Comment by mananaysiempre
1 year ago
More of a knock against C than C++, seeing as today’s C++ tends to prefer `string_view`s or at worst iterator pairs, neither of which use null-termination. (Saying that as someone who prefers C to C++ and avoids Rust exactly because of “better C++” vibes—I don’t want a better version of C++, if anything I want a much much simpler one that’s worse at some things.)
That said, I don’t see why it wouldn’t be possible to cram in 24 bytes of null-terminated payload (so 23 useful ones, the best you could hope for with null termination) into the same structure the same way by storing the compact version with null termination and ensuring the last byte is also always zero. For extra style points, define the last byte to be 24 minus payload length instead so you don’t need to recompute the length in the inline case.
To be clear: none of this makes null termination not dumb.
> That said, I don’t see why it wouldn’t be possible to cram in 24 bytes of null-terminated payload (so 23 useful ones, the best you could hope for with null termination) into the same structure the same way by storing the compact version with null termination and ensuring the last byte is also always zero.
I want to say libc++ and maybe MSVC do something along those lines in their std::string implementations.
> For extra style points, define the last byte to be 24 minus payload length instead so you don’t need to recompute the length in the inline case.
IIRC Facebook's FBString from Folly does (did?) that?
> I want to say libc++ and maybe MSVC do something along those lines in their std::string implementations.
Here's Raymond Chen on this topic earlier this same year. As a bonus since you're looking at this in August it's more or less correct now, whereas when it was published it had numerous serious errors. Whether the standard library implementation of such an important type should be so complicated that an expert makes numerous errors is another question...
https://devblogs.microsoft.com/oldnewthing/20240510-00/?p=10...
So, libc++ gets closest, 1 flag byte + 22 bytes of text + 1 byte of ASCII NUL = 24 bytes
The others are much worse, larger (32 bytes on modern computers) yet with lower SSO capacity (15 bytes of text).
Huh, I thought MSVC had a libc++-style SSO implementation. Now I have to wonder where I got that mistaken impression :(
> That said, I don’t see why it wouldn’t be possible to cram in 24 bytes of null-terminated payload
Note that I didn't say this is impossible, just that the given trick wouldn't work.
However, this is impossible for general strings. The only way could possibly make this work is if you constrain the inline string somehow (e.g., to UTF-8), so that some shorter strings failing that constraint are forced to go on the heap too. Otherwise you have 1 fixed zero byte at the end, and 23 fully flexible bytes, leaving you no way to represent an out-of-line string.

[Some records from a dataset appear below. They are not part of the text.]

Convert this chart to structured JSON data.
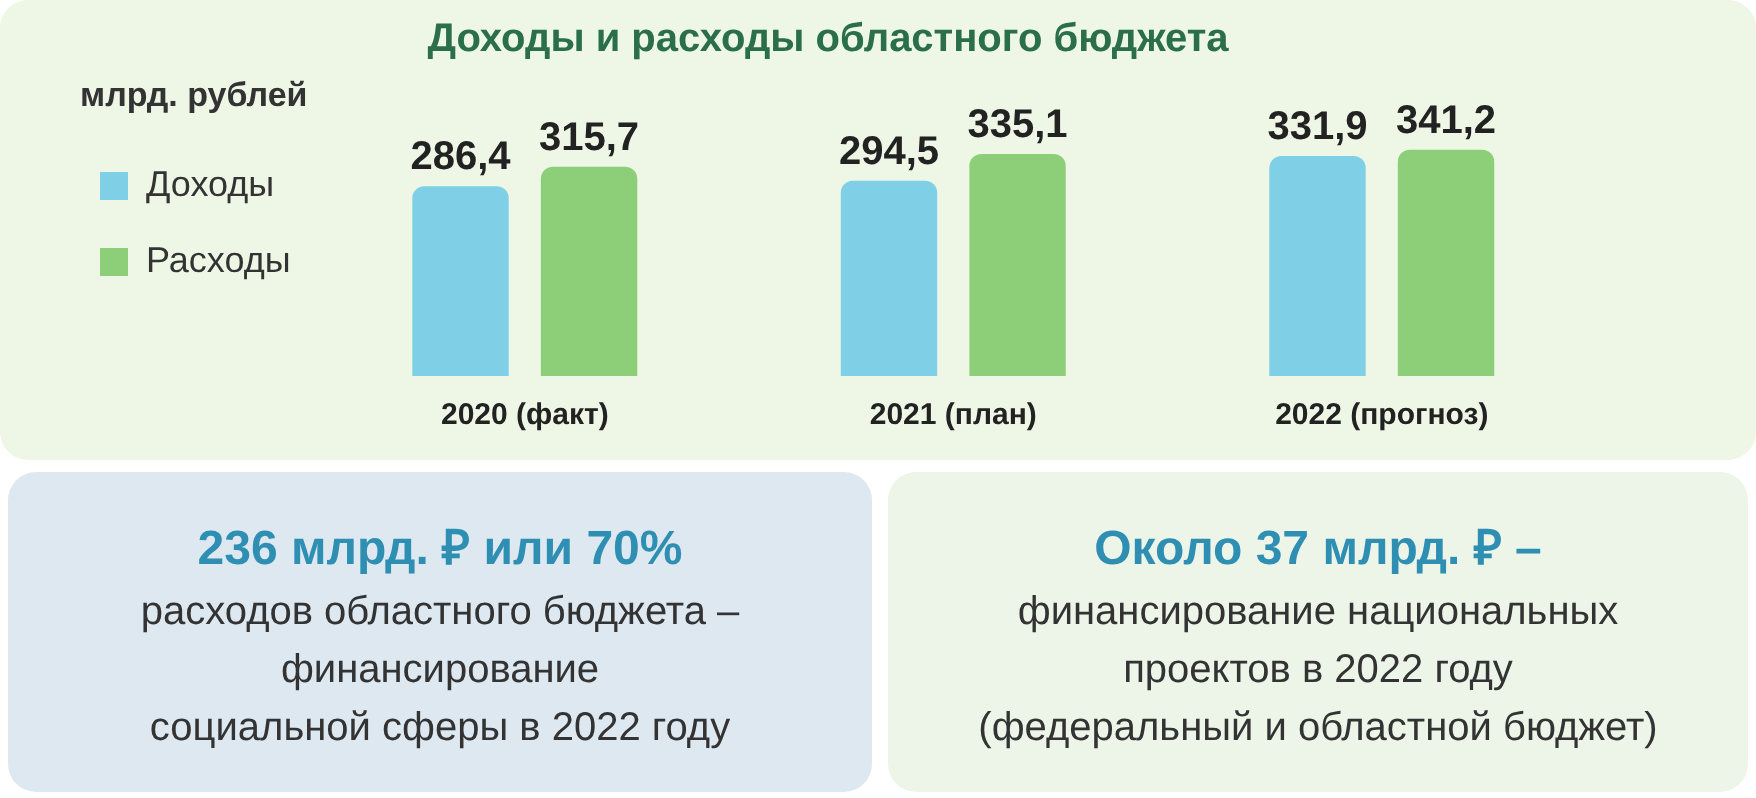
{
  "chart_data": {
    "type": "bar",
    "title": "Доходы и расходы областного бюджета",
    "ylabel": "млрд. рублей",
    "categories": [
      "2020 (факт)",
      "2021 (план)",
      "2022 (прогноз)"
    ],
    "series": [
      {
        "name": "Доходы",
        "color": "#7fd0e6",
        "values": [
          286.4,
          294.5,
          331.9
        ],
        "value_labels": [
          "286,4",
          "294,5",
          "331,9"
        ]
      },
      {
        "name": "Расходы",
        "color": "#8ccf78",
        "values": [
          315.7,
          335.1,
          341.2
        ],
        "value_labels": [
          "315,7",
          "335,1",
          "341,2"
        ]
      }
    ],
    "legend": "left",
    "grid": false,
    "annotations": [
      "236 млрд. ₽ или 70%",
      "расходов областного бюджета –",
      "финансирование",
      "социальной сферы в 2022 году",
      "Около 37 млрд. ₽ –",
      "финансирование национальных",
      "проектов в 2022 году",
      "(федеральный и областной бюджет)"
    ]
  }
}
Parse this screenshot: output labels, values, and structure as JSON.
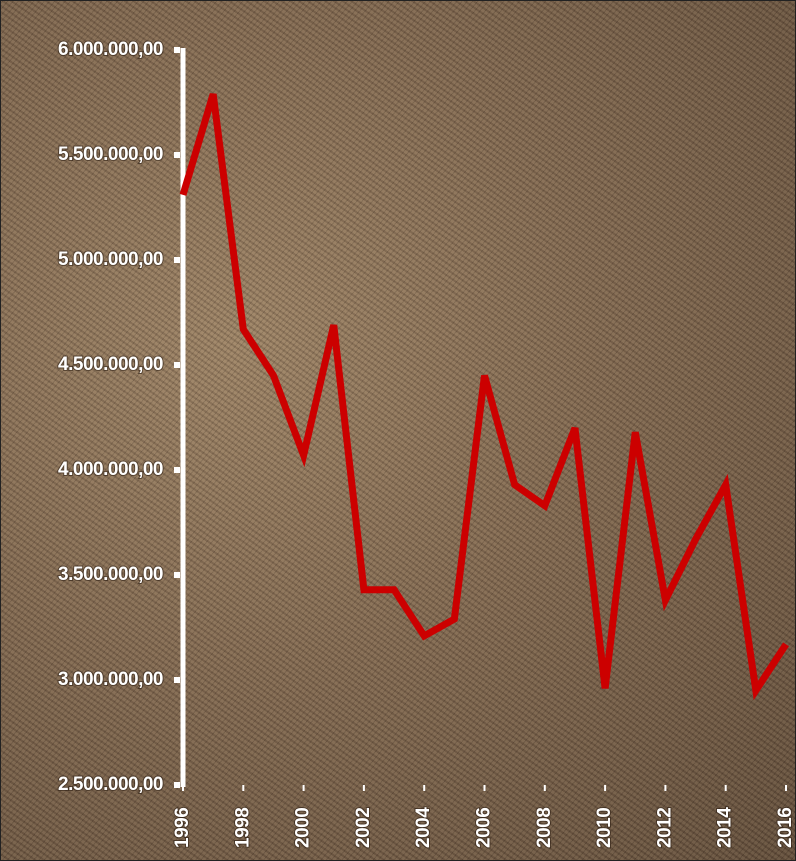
{
  "chart_data": {
    "type": "line",
    "x": [
      1996,
      1997,
      1998,
      1999,
      2000,
      2001,
      2002,
      2003,
      2004,
      2005,
      2006,
      2007,
      2008,
      2009,
      2010,
      2011,
      2012,
      2013,
      2014,
      2015,
      2016
    ],
    "values": [
      5310000,
      5790000,
      4670000,
      4450000,
      4070000,
      4690000,
      3430000,
      3430000,
      3210000,
      3290000,
      4450000,
      3930000,
      3830000,
      4200000,
      2960000,
      4180000,
      3380000,
      3670000,
      3930000,
      2950000,
      3170000
    ],
    "color": "#cc0000",
    "xlim": [
      1996,
      2016
    ],
    "xticks": [
      1996,
      1998,
      2000,
      2002,
      2004,
      2006,
      2008,
      2010,
      2012,
      2014,
      2016
    ],
    "ylim": [
      2500000,
      6000000
    ],
    "yticks": [
      {
        "value": 2500000,
        "label": "2.500.000,00"
      },
      {
        "value": 3000000,
        "label": "3.000.000,00"
      },
      {
        "value": 3500000,
        "label": "3.500.000,00"
      },
      {
        "value": 4000000,
        "label": "4.000.000,00"
      },
      {
        "value": 4500000,
        "label": "4.500.000,00"
      },
      {
        "value": 5000000,
        "label": "5.000.000,00"
      },
      {
        "value": 5500000,
        "label": "5.500.000,00"
      },
      {
        "value": 6000000,
        "label": "6.000.000,00"
      }
    ]
  }
}
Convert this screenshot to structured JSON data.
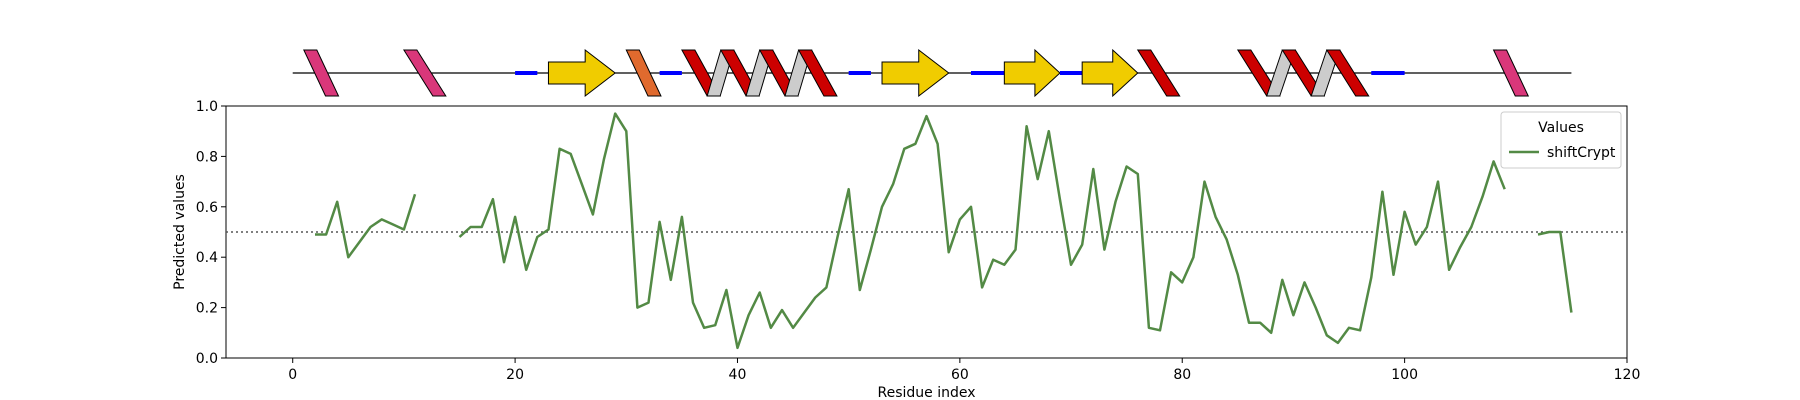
{
  "chart_data": {
    "type": "line",
    "xlabel": "Residue index",
    "ylabel": "Predicted values",
    "xlim": [
      -6,
      120
    ],
    "ylim": [
      0.0,
      1.0
    ],
    "x_ticks": [
      "0",
      "20",
      "40",
      "60",
      "80",
      "100",
      "120"
    ],
    "y_ticks": [
      "0.0",
      "0.2",
      "0.4",
      "0.6",
      "0.8",
      "1.0"
    ],
    "threshold": 0.5,
    "grid": false,
    "legend": {
      "title": "Values",
      "placement": "top-right"
    },
    "series": [
      {
        "name": "shiftCrypt",
        "color": "#538a45",
        "points": [
          [
            2,
            0.49
          ],
          [
            3,
            0.49
          ],
          [
            4,
            0.62
          ],
          [
            5,
            0.4
          ],
          [
            6,
            0.46
          ],
          [
            7,
            0.52
          ],
          [
            8,
            0.55
          ],
          [
            9,
            0.53
          ],
          [
            10,
            0.51
          ],
          [
            11,
            0.65
          ],
          [
            15,
            0.48
          ],
          [
            16,
            0.52
          ],
          [
            17,
            0.52
          ],
          [
            18,
            0.63
          ],
          [
            19,
            0.38
          ],
          [
            20,
            0.56
          ],
          [
            21,
            0.35
          ],
          [
            22,
            0.48
          ],
          [
            23,
            0.51
          ],
          [
            24,
            0.83
          ],
          [
            25,
            0.81
          ],
          [
            26,
            0.69
          ],
          [
            27,
            0.57
          ],
          [
            28,
            0.79
          ],
          [
            29,
            0.97
          ],
          [
            30,
            0.9
          ],
          [
            31,
            0.2
          ],
          [
            32,
            0.22
          ],
          [
            33,
            0.54
          ],
          [
            34,
            0.31
          ],
          [
            35,
            0.56
          ],
          [
            36,
            0.22
          ],
          [
            37,
            0.12
          ],
          [
            38,
            0.13
          ],
          [
            39,
            0.27
          ],
          [
            40,
            0.04
          ],
          [
            41,
            0.17
          ],
          [
            42,
            0.26
          ],
          [
            43,
            0.12
          ],
          [
            44,
            0.19
          ],
          [
            45,
            0.12
          ],
          [
            46,
            0.18
          ],
          [
            47,
            0.24
          ],
          [
            48,
            0.28
          ],
          [
            49,
            0.48
          ],
          [
            50,
            0.67
          ],
          [
            51,
            0.27
          ],
          [
            52,
            0.43
          ],
          [
            53,
            0.6
          ],
          [
            54,
            0.69
          ],
          [
            55,
            0.83
          ],
          [
            56,
            0.85
          ],
          [
            57,
            0.96
          ],
          [
            58,
            0.85
          ],
          [
            59,
            0.42
          ],
          [
            60,
            0.55
          ],
          [
            61,
            0.6
          ],
          [
            62,
            0.28
          ],
          [
            63,
            0.39
          ],
          [
            64,
            0.37
          ],
          [
            65,
            0.43
          ],
          [
            66,
            0.92
          ],
          [
            67,
            0.71
          ],
          [
            68,
            0.9
          ],
          [
            69,
            0.63
          ],
          [
            70,
            0.37
          ],
          [
            71,
            0.45
          ],
          [
            72,
            0.75
          ],
          [
            73,
            0.43
          ],
          [
            74,
            0.62
          ],
          [
            75,
            0.76
          ],
          [
            76,
            0.73
          ],
          [
            77,
            0.12
          ],
          [
            78,
            0.11
          ],
          [
            79,
            0.34
          ],
          [
            80,
            0.3
          ],
          [
            81,
            0.4
          ],
          [
            82,
            0.7
          ],
          [
            83,
            0.56
          ],
          [
            84,
            0.47
          ],
          [
            85,
            0.33
          ],
          [
            86,
            0.14
          ],
          [
            87,
            0.14
          ],
          [
            88,
            0.1
          ],
          [
            89,
            0.31
          ],
          [
            90,
            0.17
          ],
          [
            91,
            0.3
          ],
          [
            92,
            0.2
          ],
          [
            93,
            0.09
          ],
          [
            94,
            0.06
          ],
          [
            95,
            0.12
          ],
          [
            96,
            0.11
          ],
          [
            97,
            0.32
          ],
          [
            98,
            0.66
          ],
          [
            99,
            0.33
          ],
          [
            100,
            0.58
          ],
          [
            101,
            0.45
          ],
          [
            102,
            0.52
          ],
          [
            103,
            0.7
          ],
          [
            104,
            0.35
          ],
          [
            105,
            0.44
          ],
          [
            106,
            0.52
          ],
          [
            107,
            0.64
          ],
          [
            108,
            0.78
          ],
          [
            109,
            0.67
          ]
        ],
        "points_tail": [
          [
            112,
            0.49
          ],
          [
            113,
            0.5
          ],
          [
            114,
            0.5
          ],
          [
            115,
            0.18
          ]
        ]
      }
    ],
    "secondary_structure": {
      "backbone_x": [
        0,
        115
      ],
      "elements": [
        {
          "type": "helix",
          "start": 1,
          "end": 4,
          "color": "#d9377a"
        },
        {
          "type": "helix",
          "start": 10,
          "end": 14,
          "color": "#d9377a"
        },
        {
          "type": "coil",
          "start": 20,
          "end": 22,
          "color": "#0000ff"
        },
        {
          "type": "strand",
          "start": 23,
          "end": 29,
          "color": "#f0cc00"
        },
        {
          "type": "helix",
          "start": 30,
          "end": 33,
          "color": "#e06a2e"
        },
        {
          "type": "coil",
          "start": 33,
          "end": 35,
          "color": "#0000ff"
        },
        {
          "type": "helix",
          "start": 35,
          "end": 49,
          "color": "#cc0000"
        },
        {
          "type": "coil",
          "start": 50,
          "end": 52,
          "color": "#0000ff"
        },
        {
          "type": "strand",
          "start": 53,
          "end": 59,
          "color": "#f0cc00"
        },
        {
          "type": "coil",
          "start": 61,
          "end": 64,
          "color": "#0000ff"
        },
        {
          "type": "strand",
          "start": 64,
          "end": 69,
          "color": "#f0cc00"
        },
        {
          "type": "coil",
          "start": 69,
          "end": 71,
          "color": "#0000ff"
        },
        {
          "type": "strand",
          "start": 71,
          "end": 76,
          "color": "#f0cc00"
        },
        {
          "type": "helix",
          "start": 76,
          "end": 80,
          "color": "#cc0000"
        },
        {
          "type": "helix",
          "start": 85,
          "end": 97,
          "color": "#cc0000"
        },
        {
          "type": "coil",
          "start": 97,
          "end": 100,
          "color": "#0000ff"
        },
        {
          "type": "helix",
          "start": 108,
          "end": 111,
          "color": "#d9377a"
        }
      ]
    }
  }
}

(Well, you could do it if you use the address as a key into some static map or such where you shove the real data, but that's cheating and beside the point here.)
Think that through again. An inline string needs a fixed 0 byte at the end. A heap string does not. Therefore if the last byte is anything other than 0 you have a heap string.
Inline strings only use 0.4% of your possible values.
Oof, you're right, thank you. In my mind the last byte was obviously zero for a heap string too, since the pointer or sizes would've had a zero upper byte. Somehow I never accounted for the fact that on 64-bit there's no need to represent it that way. Fantastic point!